L'amendement CF52 vise le même objectif mais sa rédaction est plus synthétique. Comme M. Labaronne en est également signataire, je ne doute pas que, quel que soit le choix qui sera fait, il sera heureux.
La commission adopte l'amendement CF52, l'amendement CF46 ayant été retiré.
Amendement CF75 de M. Daniel Labaronne.
Il s'agit là encore de borner de manière plus stricte les aides économiques visant à soutenir un secteur d'activité en fixant la durée de tout dispositif de ce type à trois ans et en conditionnant toute extension supplémentaire à une évaluation prouvant l'opportunité de ce prolongement.

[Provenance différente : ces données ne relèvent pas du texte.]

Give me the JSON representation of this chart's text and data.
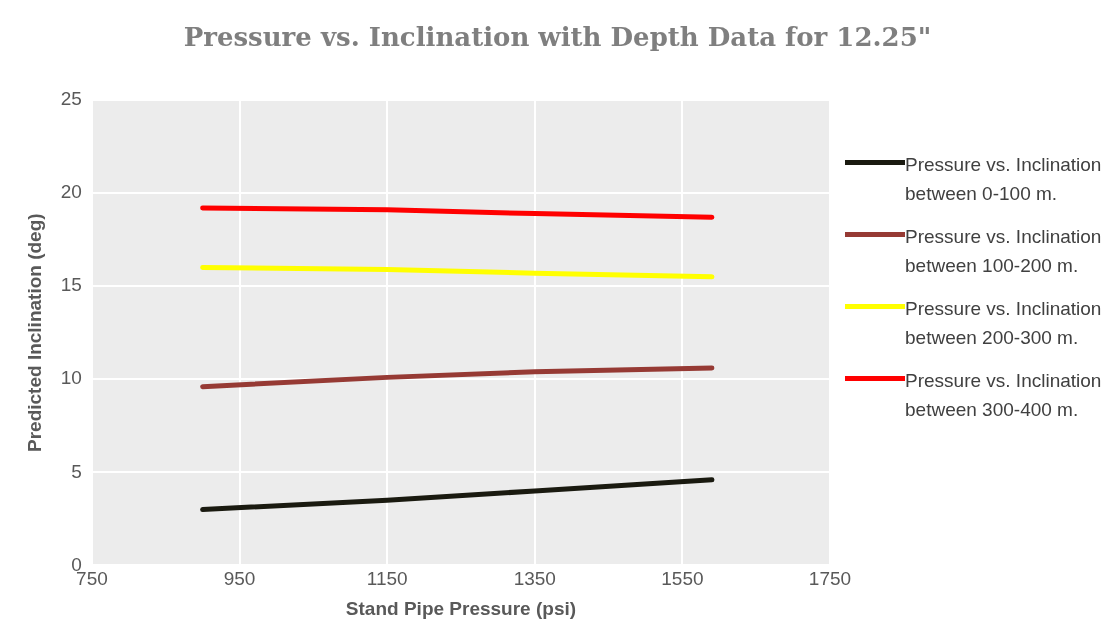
{
  "chart_data": {
    "type": "line",
    "title": "Pressure vs. Inclination with Depth Data for 12.25\"",
    "xlabel": "Stand Pipe Pressure (psi)",
    "ylabel": "Predicted Inclination (deg)",
    "xlim": [
      750,
      1750
    ],
    "xticks": [
      750,
      950,
      1150,
      1350,
      1550,
      1750
    ],
    "ylim": [
      0,
      25
    ],
    "yticks": [
      0,
      5,
      10,
      15,
      20,
      25
    ],
    "grid": true,
    "legend": "right",
    "marker": "none",
    "line_style": "solid",
    "series": [
      {
        "name": "Pressure vs. Inclination between 0-100 m.",
        "color": "#1a1a10",
        "x": [
          900,
          1150,
          1350,
          1590
        ],
        "values": [
          3.0,
          3.5,
          4.0,
          4.6
        ]
      },
      {
        "name": "Pressure vs. Inclination between 100-200 m.",
        "color": "#963a34",
        "x": [
          900,
          1150,
          1350,
          1590
        ],
        "values": [
          9.6,
          10.1,
          10.4,
          10.6
        ]
      },
      {
        "name": "Pressure vs. Inclination between 200-300 m.",
        "color": "#ffff00",
        "x": [
          900,
          1150,
          1350,
          1590
        ],
        "values": [
          16.0,
          15.9,
          15.7,
          15.5
        ]
      },
      {
        "name": "Pressure vs. Inclination between 300-400 m.",
        "color": "#ff0000",
        "x": [
          900,
          1150,
          1350,
          1590
        ],
        "values": [
          19.2,
          19.1,
          18.9,
          18.7
        ]
      }
    ]
  }
}
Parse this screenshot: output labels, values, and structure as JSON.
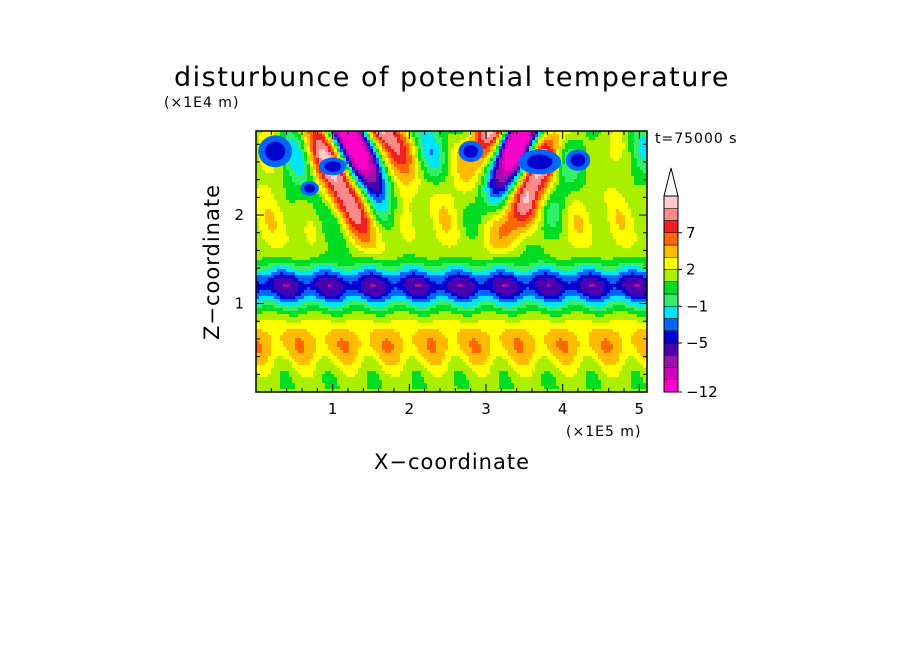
{
  "chart_data": {
    "type": "heatmap",
    "title": "disturbunce of potential temperature",
    "time_label": "t=75000 s",
    "xlabel": "X−coordinate",
    "ylabel": "Z−coordinate",
    "x_scale_label": "(×1E5 m)",
    "y_scale_label": "(×1E4 m)",
    "xlim": [
      0,
      5.1
    ],
    "ylim": [
      0,
      2.95
    ],
    "x_ticks": [
      "1",
      "2",
      "3",
      "4",
      "5"
    ],
    "y_ticks": [
      "1",
      "2"
    ],
    "grid": false,
    "colorbar": {
      "placement": "right",
      "labels": [
        "7",
        "2",
        "−1",
        "−5",
        "−12"
      ],
      "levels": [
        -12,
        -10,
        -8,
        -6,
        -5,
        -3,
        -2,
        -1,
        0,
        1,
        2,
        3,
        5,
        7,
        9,
        11
      ],
      "colors": [
        "#ff00cc",
        "#d000b8",
        "#9a10b0",
        "#4a00b0",
        "#0000d0",
        "#0066ff",
        "#00e5ff",
        "#33ee66",
        "#00dd22",
        "#aaee00",
        "#ffff00",
        "#ffbb00",
        "#ff6600",
        "#ee2020",
        "#ff8888",
        "#ffcccc"
      ],
      "extend": "max"
    },
    "field_description": "perturbation potential temperature with stable layer near 1.2E4 m and gravity-wave plumes rising from x=1.4 and x=3.3"
  }
}
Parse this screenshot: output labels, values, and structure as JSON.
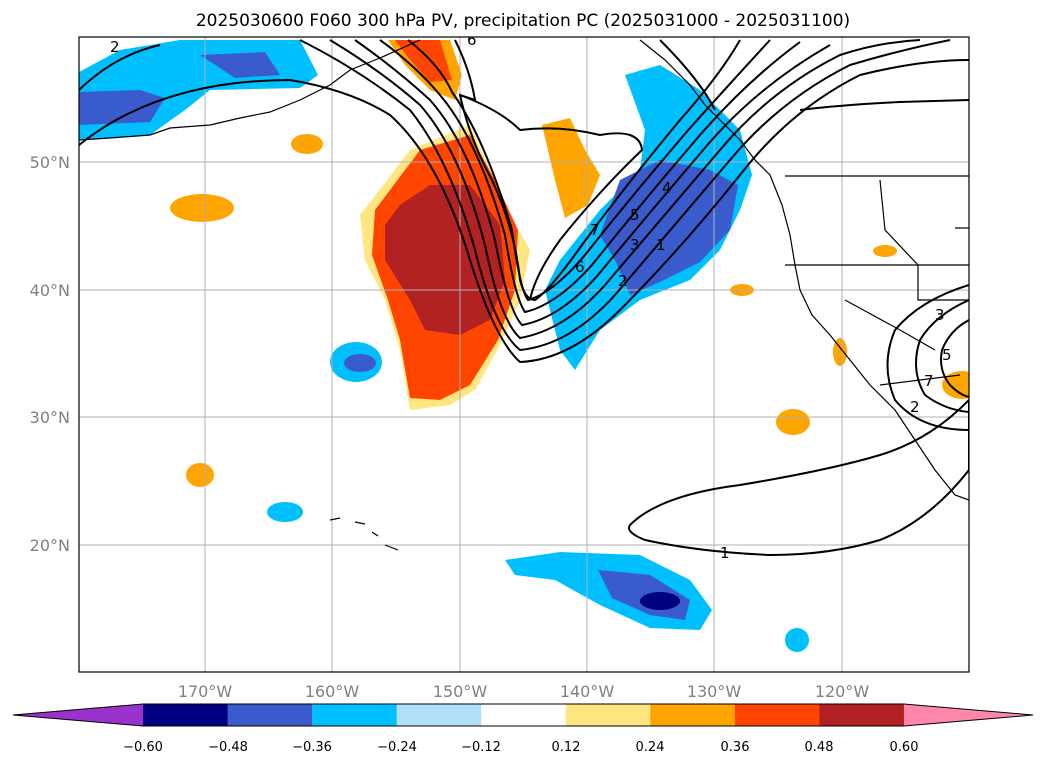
{
  "title": "2025030600 F060 300 hPa PV, precipitation PC (2025031000 - 2025031100)",
  "lat_labels": [
    "50°N",
    "40°N",
    "30°N",
    "20°N"
  ],
  "lon_labels": [
    "170°W",
    "160°W",
    "150°W",
    "140°W",
    "130°W",
    "120°W"
  ],
  "colorbar": {
    "tick_labels": [
      "−0.60",
      "−0.48",
      "−0.36",
      "−0.24",
      "−0.12",
      "0.12",
      "0.24",
      "0.36",
      "0.48",
      "0.60"
    ],
    "colors": [
      "#9933cc",
      "#000080",
      "#3a5bcc",
      "#00bfff",
      "#b0e0f8",
      "#ffffff",
      "#ffe680",
      "#ffa500",
      "#ff4500",
      "#b22222",
      "#ff88aa"
    ]
  },
  "contour_labels": [
    "2",
    "6",
    "7",
    "6",
    "5",
    "4",
    "3",
    "2",
    "1",
    "3",
    "5",
    "7",
    "2",
    "1"
  ],
  "colors": {
    "frame": "#000000",
    "grid": "#b0b0b0",
    "coast": "#000000"
  }
}
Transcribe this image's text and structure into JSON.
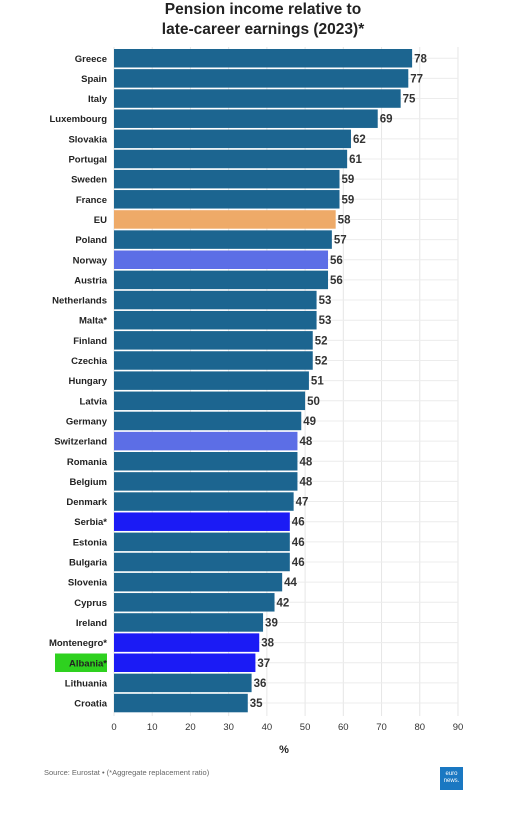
{
  "title_line1": "Pension income relative to",
  "title_line2": "late-career earnings (2023)*",
  "source": "Source: Eurostat • (*Aggregate replacement ratio)",
  "logo_text": "euro news.",
  "colors": {
    "default": "#1c6590",
    "eu": "#eeaa68",
    "norway_switzerland": "#5c6ee6",
    "candidates": "#1b1bf5",
    "albania_highlight": "#2ed11f"
  },
  "chart_data": {
    "type": "bar",
    "orientation": "horizontal",
    "title": "Pension income relative to late-career earnings (2023)*",
    "xlabel": "%",
    "xlim": [
      0,
      90
    ],
    "xticks": [
      0,
      10,
      20,
      30,
      40,
      50,
      60,
      70,
      80,
      90
    ],
    "grid": true,
    "categories": [
      "Greece",
      "Spain",
      "Italy",
      "Luxembourg",
      "Slovakia",
      "Portugal",
      "Sweden",
      "France",
      "EU",
      "Poland",
      "Norway",
      "Austria",
      "Netherlands",
      "Malta*",
      "Finland",
      "Czechia",
      "Hungary",
      "Latvia",
      "Germany",
      "Switzerland",
      "Romania",
      "Belgium",
      "Denmark",
      "Serbia*",
      "Estonia",
      "Bulgaria",
      "Slovenia",
      "Cyprus",
      "Ireland",
      "Montenegro*",
      "Albania*",
      "Lithuania",
      "Croatia"
    ],
    "values": [
      78,
      77,
      75,
      69,
      62,
      61,
      59,
      59,
      58,
      57,
      56,
      56,
      53,
      53,
      52,
      52,
      51,
      50,
      49,
      48,
      48,
      48,
      47,
      46,
      46,
      46,
      44,
      42,
      39,
      38,
      37,
      36,
      35
    ],
    "bar_colors": [
      "#1c6590",
      "#1c6590",
      "#1c6590",
      "#1c6590",
      "#1c6590",
      "#1c6590",
      "#1c6590",
      "#1c6590",
      "#eeaa68",
      "#1c6590",
      "#5c6ee6",
      "#1c6590",
      "#1c6590",
      "#1c6590",
      "#1c6590",
      "#1c6590",
      "#1c6590",
      "#1c6590",
      "#1c6590",
      "#5c6ee6",
      "#1c6590",
      "#1c6590",
      "#1c6590",
      "#1b1bf5",
      "#1c6590",
      "#1c6590",
      "#1c6590",
      "#1c6590",
      "#1c6590",
      "#1b1bf5",
      "#1b1bf5",
      "#1c6590",
      "#1c6590"
    ],
    "highlighted_label": "Albania*"
  }
}
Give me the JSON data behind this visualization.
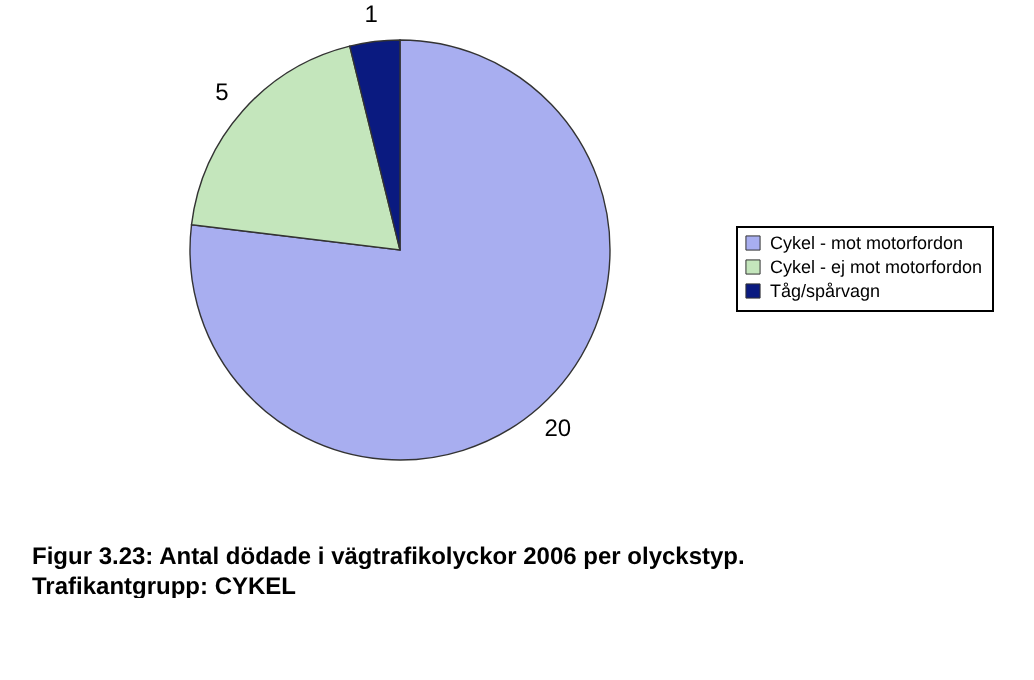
{
  "chart_data": {
    "type": "pie",
    "title": "Figur 3.23: Antal dödade i vägtrafikolyckor 2006 per olyckstyp.",
    "subtitle": "Trafikantgrupp: CYKEL",
    "categories": [
      "Cykel - mot motorfordon",
      "Cykel - ej mot motorfordon",
      "Tåg/spårvagn"
    ],
    "values": [
      20,
      5,
      1
    ],
    "colors": [
      "#a8aef0",
      "#c4e6bc",
      "#0a1a80"
    ],
    "data_labels": true,
    "legend": "right"
  }
}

Nous n'avons aucune idée du stock de mesures en vigueur ; le vote d'une telle disposition nécessiterait donc un travail préparatoire très important. Par ailleurs, cela créerait une certaine insécurité pour les entreprises, qui ont au contraire besoin de visibilité. Avis défavorable.
La commission rejette l'amendement CF75.
Elle adopte l'article 15 modifié.
CHAPITRE III
Le cadre financier pluriannuel des administrations publiques locales
Article 16 : Objectif d'évolution des dépenses locales de fonctionnement pour l'ensemble des collectivités locales
Amendements de suppression CF26 de Mme Charlotte Leduc et CF35 de M. Nicolas Sansu.
En pleine crise énergétique, il ne nous paraît pas opportun de demander aux collectivités de réduire ou de contenir leurs dépenses de fonctionnement. Comme leur nom l'indique, celles-ci permettent aux collectivités de fonctionner, donc de payer notamment l'électricité, le chauffage, les cantines scolaires… Si nous leur demandons de limiter leurs dépenses de fonctionnement, les collectivités devront ponctionner leurs dépenses d'investissement, et nous affaiblirons alors le premier investisseur du pays.
Je m'exprime avec un peu de colère car je viens de recevoir, par texto, des nouvelles d'un lycée qui demande depuis plusieurs années des conseillers principaux d'éducation (CPE) – je rappelle que la rémunération des personnels non enseignants est imputée sur les dépenses de fonctionnement des établissements scolaires. Ce matin, des élèves sont arrivés avec des machettes mais il n'y avait pas assez de personnel encadrant pour gérer la situation. Je veux bien que l'on parle de l'insécurité vingt-quatre heures sur vingt-quatre, sur les chaînes d'information en continu, mais voilà une conséquence concrète de la réduction des dépenses de fonctionnement.
Nous savons très bien quelles seront les dépenses de fonctionnement rognées. Je pense notamment à l'aide sociale à l'enfance : des gamins seront abandonnés de plus en plus tôt, avec un suivi insuffisant. Un très grand nombre de ces jeunes laissés sur le côté finiront SDF. C'est pourquoi nous sommes radicalement opposés à l'article 16.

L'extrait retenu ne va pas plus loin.